The form shall have a section in which the user selects numeric values to be used to color the boxes in a MapMan plot. These numeric continuous values can come either from the expression data or from the gene information data. The user can select between "gene-expression-counts" and "gene-info-column" (or something similar). If the user chooses the former, i.e. expression counts, he is then shown another select menu that enables her/him to choose which "sample" to use - see this section in the manual for details on what a "sample" exactly is in GXP. If the user selects the latter, i.e. a column in the info table, another select menu appears, which shows all column names in the info_table.txt table. The selected column is expected to hold numeric continuous data that can be translated into a numeric continuos scale ranging from minimum ("blue") to maximum ("red").

Now, if the user has all these values selected and clicks on "load" the respective MapMan plot is generated.

Plot / Output

Based on the alpha version already done using D3.js create a new React.js component just like the other plots that visualizes the MapMan sketch as the user selected.

Coordinates Parser

Write a function or module that parses the XML coordinates file matching the selected image or template. You can use the browser specific DOMParser and just return the parsed content, which will enforce you later to work with the special HTMLCollection type. You can also, if more convenient parse the HTMLCollection into a plain Javascript object and return that. Probably working with the HTMLCollection is better. In that case the Coordinates-Parser module should have functions for all read access required by the MapMan-JS integration into GXP. E.g. a function getDataAreas( htmlCollection ) returns the XML representation of all contained DataArea tags. Another function getCoordinates( dataAreaTag ) returns a simple Javascript object with the x and y coordinates.

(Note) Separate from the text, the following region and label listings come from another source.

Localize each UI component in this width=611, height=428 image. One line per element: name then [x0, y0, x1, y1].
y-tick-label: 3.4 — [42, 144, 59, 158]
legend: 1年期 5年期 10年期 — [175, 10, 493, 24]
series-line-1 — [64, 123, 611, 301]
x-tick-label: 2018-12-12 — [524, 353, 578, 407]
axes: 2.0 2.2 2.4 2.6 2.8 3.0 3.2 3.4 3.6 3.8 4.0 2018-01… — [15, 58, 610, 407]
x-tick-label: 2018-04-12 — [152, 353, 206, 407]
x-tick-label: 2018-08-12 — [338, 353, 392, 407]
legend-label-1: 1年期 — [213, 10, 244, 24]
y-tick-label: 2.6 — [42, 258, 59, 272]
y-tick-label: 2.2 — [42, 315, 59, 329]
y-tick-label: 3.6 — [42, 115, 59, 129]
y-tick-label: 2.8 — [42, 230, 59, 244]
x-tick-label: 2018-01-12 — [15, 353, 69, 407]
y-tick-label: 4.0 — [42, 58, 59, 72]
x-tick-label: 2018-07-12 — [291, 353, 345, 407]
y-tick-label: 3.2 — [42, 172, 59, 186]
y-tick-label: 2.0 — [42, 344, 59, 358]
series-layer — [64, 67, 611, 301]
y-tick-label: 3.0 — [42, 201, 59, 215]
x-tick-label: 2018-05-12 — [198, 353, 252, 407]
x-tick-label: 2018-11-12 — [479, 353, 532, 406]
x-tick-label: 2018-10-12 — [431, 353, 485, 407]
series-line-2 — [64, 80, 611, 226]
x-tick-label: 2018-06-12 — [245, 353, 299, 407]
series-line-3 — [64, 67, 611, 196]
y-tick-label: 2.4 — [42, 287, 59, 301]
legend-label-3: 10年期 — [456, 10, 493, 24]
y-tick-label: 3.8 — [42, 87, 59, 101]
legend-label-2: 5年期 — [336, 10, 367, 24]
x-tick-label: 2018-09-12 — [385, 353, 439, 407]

Implement as you feel would be best.

Info-Table access

Extend the module handling the GXP info-table to find and return genes (rows) matching MapMan-Bin identifiers. getGenesForMapManBin( columnName, mapManBinId, recursive = /* true or false */). The function iterates over the argument info-table column applies regular expression matching as indicated by argument recursive and returns all matching genes. The returned genes can either be an array of Gene-Objects or an Array of row-identifiers (indices). Choose what works best in this context.